There is also a fear of deterioration of the Fed’s independence. can affect the quantitative hardness. (QT). Rumors that the Fed is becoming less independent and under political pressure have increasingly permeated the US interest rate market. United States, MWhile the president-elect considered whether he should exercise more influence over the central bank. Political forces may encourage the Fed to slow or stop QT before it becomes prudent or resume bond purchases. Even mere rumors of worsening Fed independence can lead markets to price in higher demand for Treasuries.
A limited market reaction makes no sense.

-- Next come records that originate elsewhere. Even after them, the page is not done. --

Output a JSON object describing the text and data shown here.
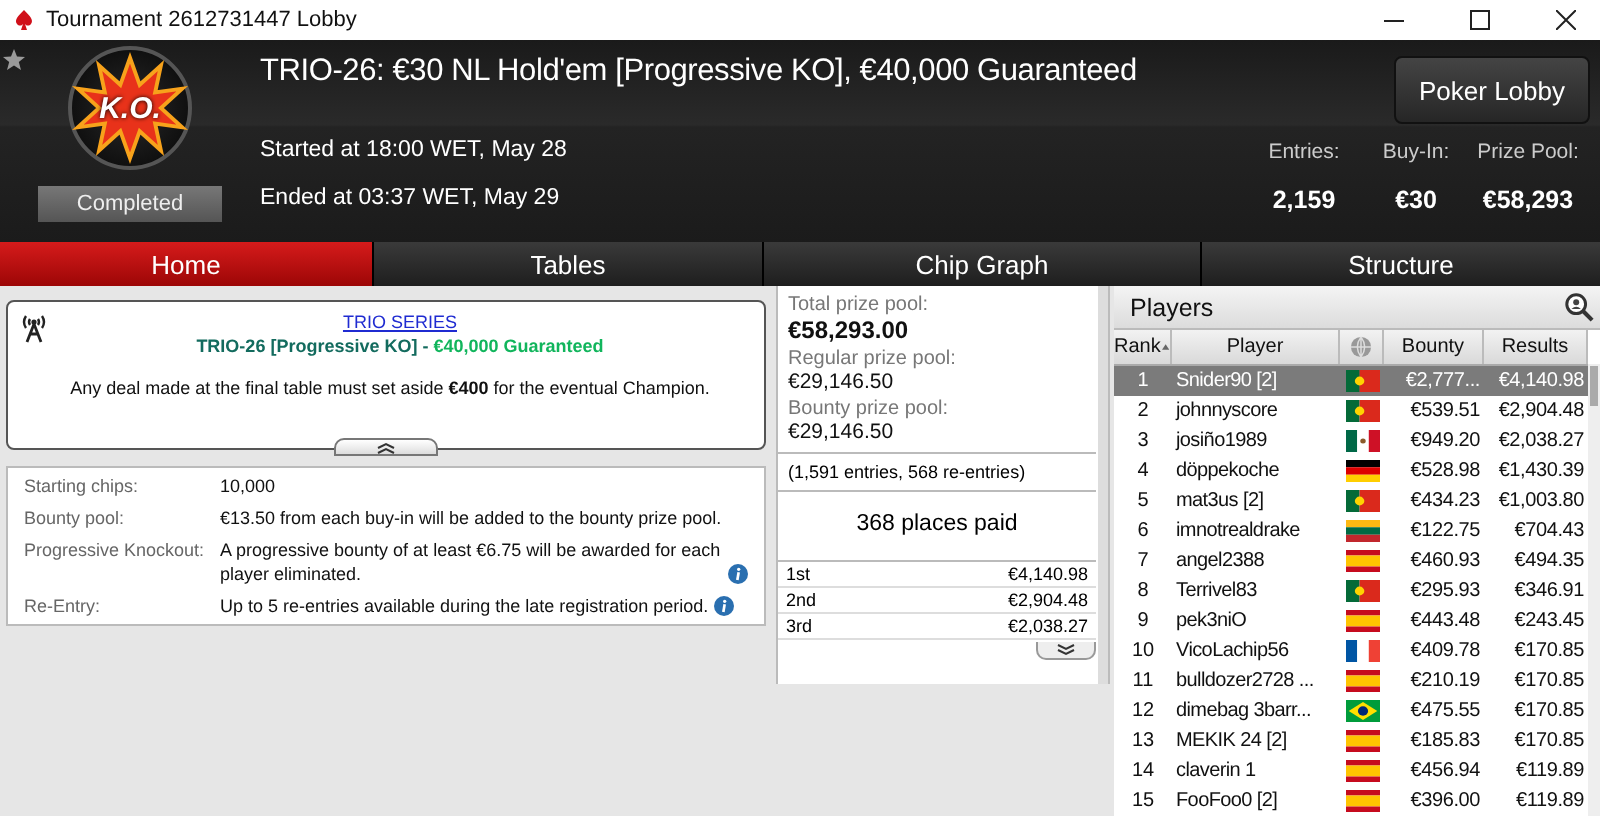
{
  "window": {
    "title": "Tournament 2612731447 Lobby"
  },
  "header": {
    "logo_text": "K.O.",
    "status": "Completed",
    "title": "TRIO-26: €30 NL Hold'em [Progressive KO], €40,000 Guaranteed",
    "started": "Started at 18:00 WET, May 28",
    "ended": "Ended at 03:37 WET, May 29",
    "button": "Poker Lobby",
    "stats": [
      {
        "label": "Entries:",
        "value": "2,159"
      },
      {
        "label": "Buy-In:",
        "value": "€30"
      },
      {
        "label": "Prize Pool:",
        "value": "€58,293"
      }
    ]
  },
  "tabs": [
    {
      "label": "Home",
      "selected": true
    },
    {
      "label": "Tables",
      "selected": false
    },
    {
      "label": "Chip Graph",
      "selected": false
    },
    {
      "label": "Structure",
      "selected": false
    }
  ],
  "announcement": {
    "link": "TRIO SERIES",
    "subtitle": "TRIO-26 [Progressive KO] -",
    "guarantee": "€40,000 Guaranteed",
    "message": "Any deal made at the final table must set aside **€400** for the eventual Champion."
  },
  "details": [
    {
      "label": "Starting chips:",
      "value": "10,000",
      "info": false
    },
    {
      "label": "Bounty pool:",
      "value": "€13.50 from each buy-in will be added to the bounty prize pool.",
      "info": false
    },
    {
      "label": "Progressive Knockout:",
      "value": "A progressive bounty of at least €6.75 will be awarded for each player eliminated.",
      "info": true
    },
    {
      "label": "Re-Entry:",
      "value": "Up to 5 re-entries available during the late registration period.",
      "info": true
    }
  ],
  "prize_pool": {
    "pools": [
      {
        "label": "Total prize pool:",
        "value": "€58,293.00",
        "kind": "total"
      },
      {
        "label": "Regular prize pool:",
        "value": "€29,146.50",
        "kind": "sub"
      },
      {
        "label": "Bounty prize pool:",
        "value": "€29,146.50",
        "kind": "sub"
      }
    ],
    "entries_note": "(1,591 entries, 568 re-entries)",
    "places_paid": "368 places paid",
    "payouts": [
      {
        "place": "1st",
        "amount": "€4,140.98"
      },
      {
        "place": "2nd",
        "amount": "€2,904.48"
      },
      {
        "place": "3rd",
        "amount": "€2,038.27"
      }
    ]
  },
  "players": {
    "title": "Players",
    "columns": [
      "Rank",
      "Player",
      "Bounty",
      "Results"
    ],
    "rows": [
      {
        "rank": "1",
        "player": "Snider90 [2]",
        "kind": "portugal",
        "bounty": "€2,777...",
        "result": "€4,140.98",
        "selected": true
      },
      {
        "rank": "2",
        "player": "johnnyscore",
        "kind": "portugal",
        "bounty": "€539.51",
        "result": "€2,904.48",
        "selected": false
      },
      {
        "rank": "3",
        "player": "josiño1989",
        "kind": "mexico",
        "bounty": "€949.20",
        "result": "€2,038.27",
        "selected": false
      },
      {
        "rank": "4",
        "player": "döppekoche",
        "kind": "germany",
        "bounty": "€528.98",
        "result": "€1,430.39",
        "selected": false
      },
      {
        "rank": "5",
        "player": "mat3us [2]",
        "kind": "portugal",
        "bounty": "€434.23",
        "result": "€1,003.80",
        "selected": false
      },
      {
        "rank": "6",
        "player": "imnotrealdrake",
        "kind": "lithuania",
        "bounty": "€122.75",
        "result": "€704.43",
        "selected": false
      },
      {
        "rank": "7",
        "player": "angel2388",
        "kind": "spain",
        "bounty": "€460.93",
        "result": "€494.35",
        "selected": false
      },
      {
        "rank": "8",
        "player": "Terrivel83",
        "kind": "portugal",
        "bounty": "€295.93",
        "result": "€346.91",
        "selected": false
      },
      {
        "rank": "9",
        "player": "pek3niO",
        "kind": "spain",
        "bounty": "€443.48",
        "result": "€243.45",
        "selected": false
      },
      {
        "rank": "10",
        "player": "VicoLachip56",
        "kind": "france",
        "bounty": "€409.78",
        "result": "€170.85",
        "selected": false
      },
      {
        "rank": "11",
        "player": "bulldozer2728 ...",
        "kind": "spain",
        "bounty": "€210.19",
        "result": "€170.85",
        "selected": false
      },
      {
        "rank": "12",
        "player": "dimebag 3barr...",
        "kind": "brazil",
        "bounty": "€475.55",
        "result": "€170.85",
        "selected": false
      },
      {
        "rank": "13",
        "player": "MEKIK 24 [2]",
        "kind": "spain",
        "bounty": "€185.83",
        "result": "€170.85",
        "selected": false
      },
      {
        "rank": "14",
        "player": "claverin 1",
        "kind": "spain",
        "bounty": "€456.94",
        "result": "€119.89",
        "selected": false
      },
      {
        "rank": "15",
        "player": "FooFoo0 [2]",
        "kind": "spain",
        "bounty": "€396.00",
        "result": "€119.89",
        "selected": false
      }
    ]
  }
}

After jumping to about 4.50 percent shortly after the election, the 10-year Treasury yield at the start of December was about 10 basis points lower than on Nov. 4, when it was 4.29 percent, the expert said, explaining that the difference The yield on the 10-year Treasury was up 7 basis points in early December compared with 10 basis points the day before the election. These production movements, in our opinion, do not make much sense. Even taking into account that it will take time for the new US administration to implement the programs, “the political uncertainty that preceded the US election is over and long-term Treasury yields are expected to rise, Sharpening the yield curve.”